The iconic success story of Lakshmi Mittal has entered a nightmarish chapter. For a happy end, he must defeat the goblins of debt, vanishing demand and mills that are gluttons for cash
On April 29, 2009, at a conference call with analysts and journalists from around the globe, Lakshmi Niwas Mittal spoke about the slump in the global steel market and the mound of debt that burdened ArcelorMittal. He had the unpleasant job of announcing the second straight quarter of losses in his business empire that had never made a loss before.
ArcelorMittal was facing a make-or-break moment.
The most urgent threat: A potential breach of the debt covenants. Under a commitment to his bankers, Mittal must make one dollar of EBITDA (earnings before interest, tax, depreciation and amortisation) for every $3.5 of debt he carries. When the profit falls, he should bring down debt or pay penalty. Given that he had amassed $27 billion in debt, he should be making an EBITDA of $7.6 billion a year. He isn’t making it and isn’t likely to make it in the near future.

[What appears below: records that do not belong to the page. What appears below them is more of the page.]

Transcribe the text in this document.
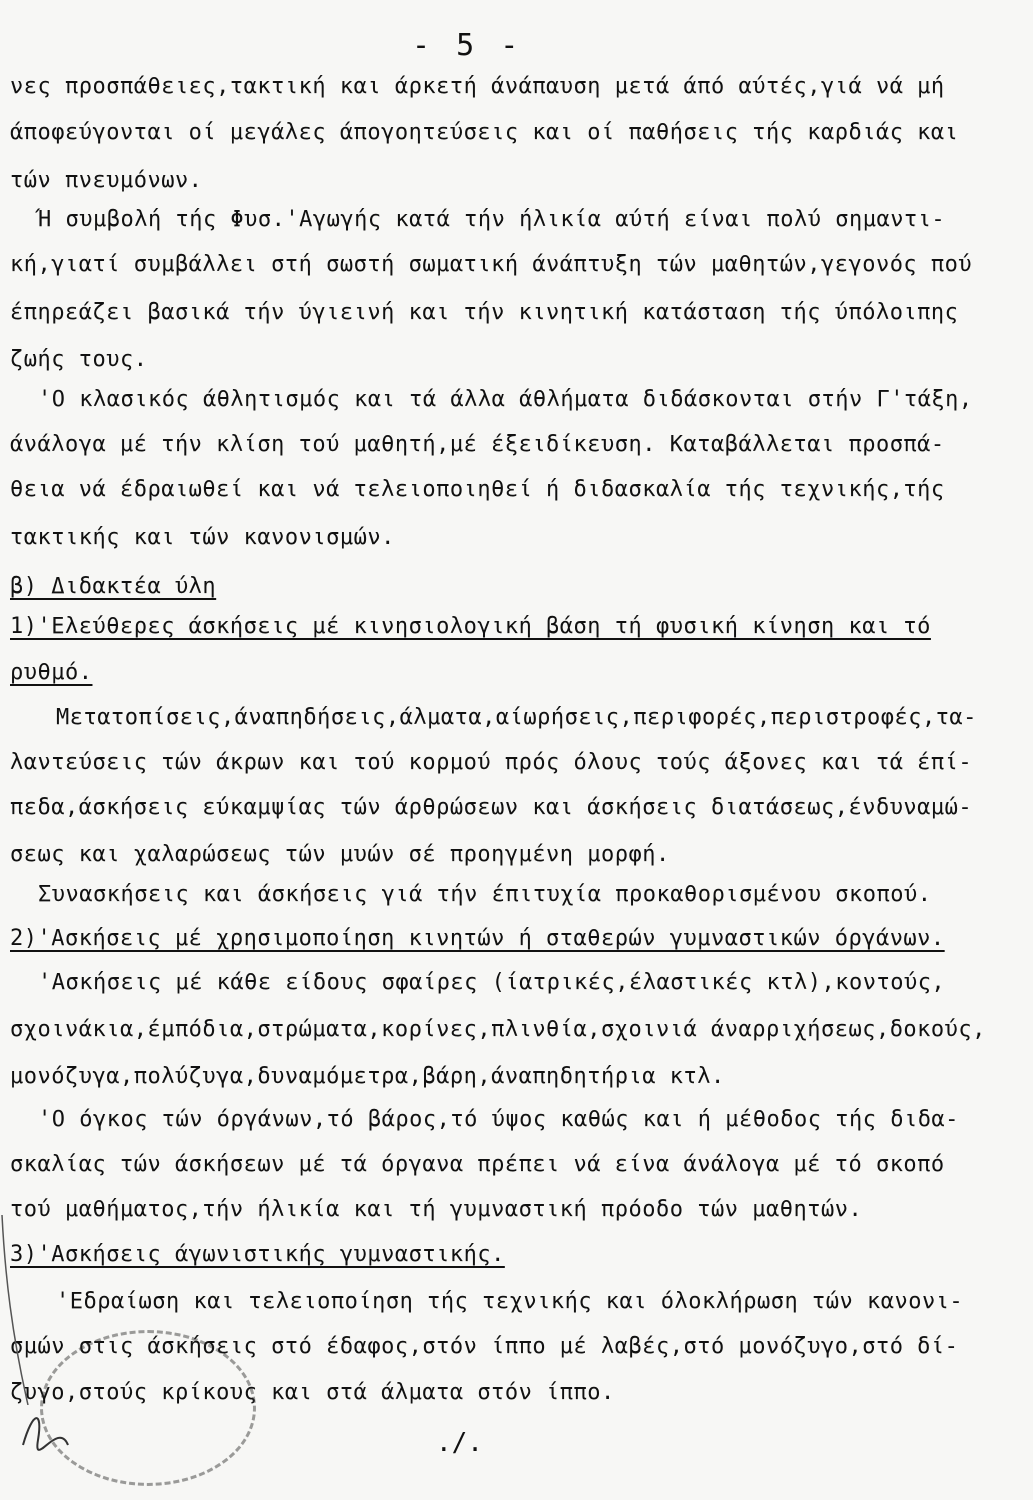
- 5 -
νες προσπάθειες,τακτική και άρκετή άνάπαυση μετά άπό αύτές,γιά νά μή
άποφεύγονται οί μεγάλες άπογοητεύσεις και οί παθήσεις τής καρδιάς και
τών πνευμόνων.
Ή συμβολή τής Φυσ.'Αγωγής κατά τήν ήλικία αύτή είναι πολύ σημαντι-
κή,γιατί συμβάλλει στή σωστή σωματική άνάπτυξη τών μαθητών,γεγονός πού
έπηρεάζει βασικά τήν ύγιεινή και τήν κινητική κατάσταση τής ύπόλοιπης
ζωής τους.
'Ο κλασικός άθλητισμός και τά άλλα άθλήματα διδάσκονται στήν Γ'τάξη,
άνάλογα μέ τήν κλίση τού μαθητή,μέ έξειδίκευση. Καταβάλλεται προσπά-
θεια νά έδραιωθεί και νά τελειοποιηθεί ή διδασκαλία τής τεχνικής,τής
τακτικής και τών κανονισμών.
β) Διδακτέα ύλη
1)'Ελεύθερες άσκήσεις μέ κινησιολογική βάση τή φυσική κίνηση και τό
ρυθμό.
Μετατοπίσεις,άναπηδήσεις,άλματα,αίωρήσεις,περιφορές,περιστροφές,τα-
λαντεύσεις τών άκρων και τού κορμού πρός όλους τούς άξονες και τά έπί-
πεδα,άσκήσεις εύκαμψίας τών άρθρώσεων και άσκήσεις διατάσεως,ένδυναμώ-
σεως και χαλαρώσεως τών μυών σέ προηγμένη μορφή.
Συνασκήσεις και άσκήσεις γιά τήν έπιτυχία προκαθορισμένου σκοπού.
2)'Ασκήσεις μέ χρησιμοποίηση κινητών ή σταθερών γυμναστικών όργάνων.
'Ασκήσεις μέ κάθε είδους σφαίρες (ίατρικές,έλαστικές κτλ),κοντούς,
σχοινάκια,έμπόδια,στρώματα,κορίνες,πλινθία,σχοινιά άναρριχήσεως,δοκούς,
μονόζυγα,πολύζυγα,δυναμόμετρα,βάρη,άναπηδητήρια κτλ.
'Ο όγκος τών όργάνων,τό βάρος,τό ύψος καθώς και ή μέθοδος τής διδα-
σκαλίας τών άσκήσεων μέ τά όργανα πρέπει νά είνα άνάλογα μέ τό σκοπό
τού μαθήματος,τήν ήλικία και τή γυμναστική πρόοδο τών μαθητών.
3)'Ασκήσεις άγωνιστικής γυμναστικής.
'Εδραίωση και τελειοποίηση τής τεχνικής και όλοκλήρωση τών κανονι-
σμών στις άσκήσεις στό έδαφος,στόν ίππο μέ λαβές,στό μονόζυγο,στό δί-
ζυγο,στούς κρίκους και στά άλματα στόν ίππο.
./.
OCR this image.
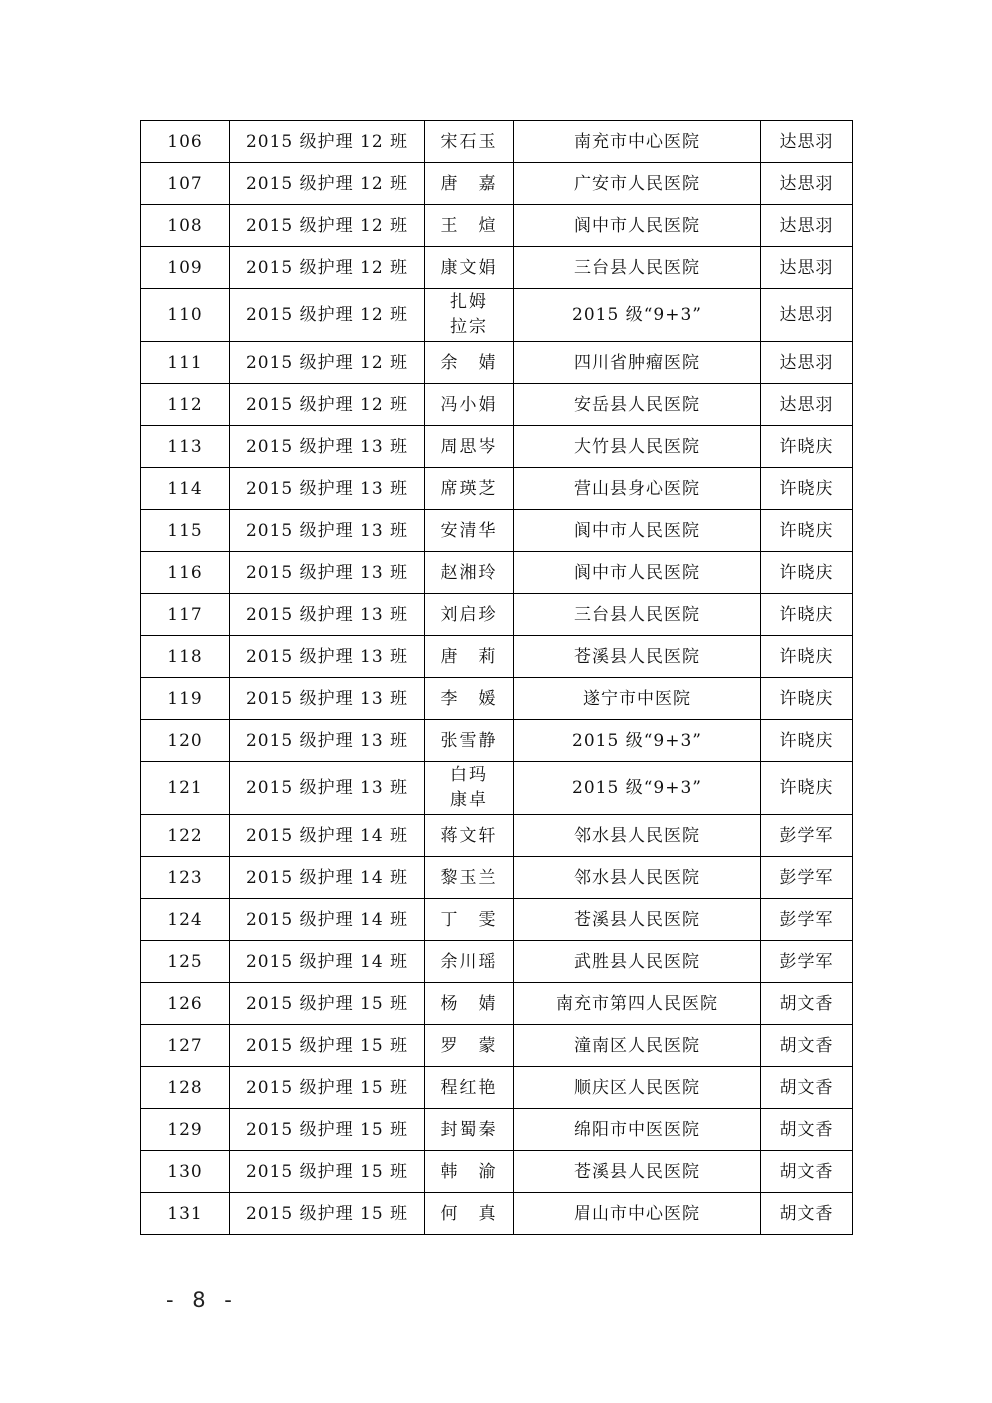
106	2015 级护理 12 班	宋石玉	南充市中心医院	达思羽
107	2015 级护理 12 班	唐　嘉	广安市人民医院	达思羽
108	2015 级护理 12 班	王　煊	阆中市人民医院	达思羽
109	2015 级护理 12 班	康文娟	三台县人民医院	达思羽
110	2015 级护理 12 班	扎姆拉宗	2015 级“9+3”	达思羽
111	2015 级护理 12 班	余　婧	四川省肿瘤医院	达思羽
112	2015 级护理 12 班	冯小娟	安岳县人民医院	达思羽
113	2015 级护理 13 班	周思岑	大竹县人民医院	许晓庆
114	2015 级护理 13 班	席瑛芝	营山县身心医院	许晓庆
115	2015 级护理 13 班	安清华	阆中市人民医院	许晓庆
116	2015 级护理 13 班	赵湘玲	阆中市人民医院	许晓庆
117	2015 级护理 13 班	刘启珍	三台县人民医院	许晓庆
118	2015 级护理 13 班	唐　莉	苍溪县人民医院	许晓庆
119	2015 级护理 13 班	李　媛	遂宁市中医院	许晓庆
120	2015 级护理 13 班	张雪静	2015 级“9+3”	许晓庆
121	2015 级护理 13 班	白玛康卓	2015 级“9+3”	许晓庆
122	2015 级护理 14 班	蒋文轩	邻水县人民医院	彭学军
123	2015 级护理 14 班	黎玉兰	邻水县人民医院	彭学军
124	2015 级护理 14 班	丁　雯	苍溪县人民医院	彭学军
125	2015 级护理 14 班	余川瑶	武胜县人民医院	彭学军
126	2015 级护理 15 班	杨　婧	南充市第四人民医院	胡文香
127	2015 级护理 15 班	罗　蒙	潼南区人民医院	胡文香
128	2015 级护理 15 班	程红艳	顺庆区人民医院	胡文香
129	2015 级护理 15 班	封蜀秦	绵阳市中医医院	胡文香
130	2015 级护理 15 班	韩　渝	苍溪县人民医院	胡文香
131	2015 级护理 15 班	何　真	眉山市中心医院	胡文香
- 8 -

Yet, industry veterans reckon that Mittal might turn the challenge into an opportunity by restructuring his empire and shedding some fat. The Mittal solution will be three-pronged. First, he will effect cost-cutting measures across factories, conserve cash and pay off some debt. Next, he will start producing more in low-cost factories and less in high-cost ones. Then, he will seek a more decisive entry into emerging markets where much of the future demand for steel could come from.
Across his steel empire, the likelihood of plant closures, shutdowns and layoffs have already begun to spook trade unions and workers. Mittal will find Europe a more vigorous opponent of his cost-cutting than any other geography.
While frugality will bring in some cash, it will nowhere be enough to rid ArcelorMittal of the debt problem entirely. Mittal would have to raise money. Very little is likely to come from the sale of steel.
Mittal has announced a rights issue to raise $3 billion. The money will help pay off some of the debt. But the fact that ArcelorMittal has resorted to raising equity shows that it is not confident of meeting the debt covenants through cash flow.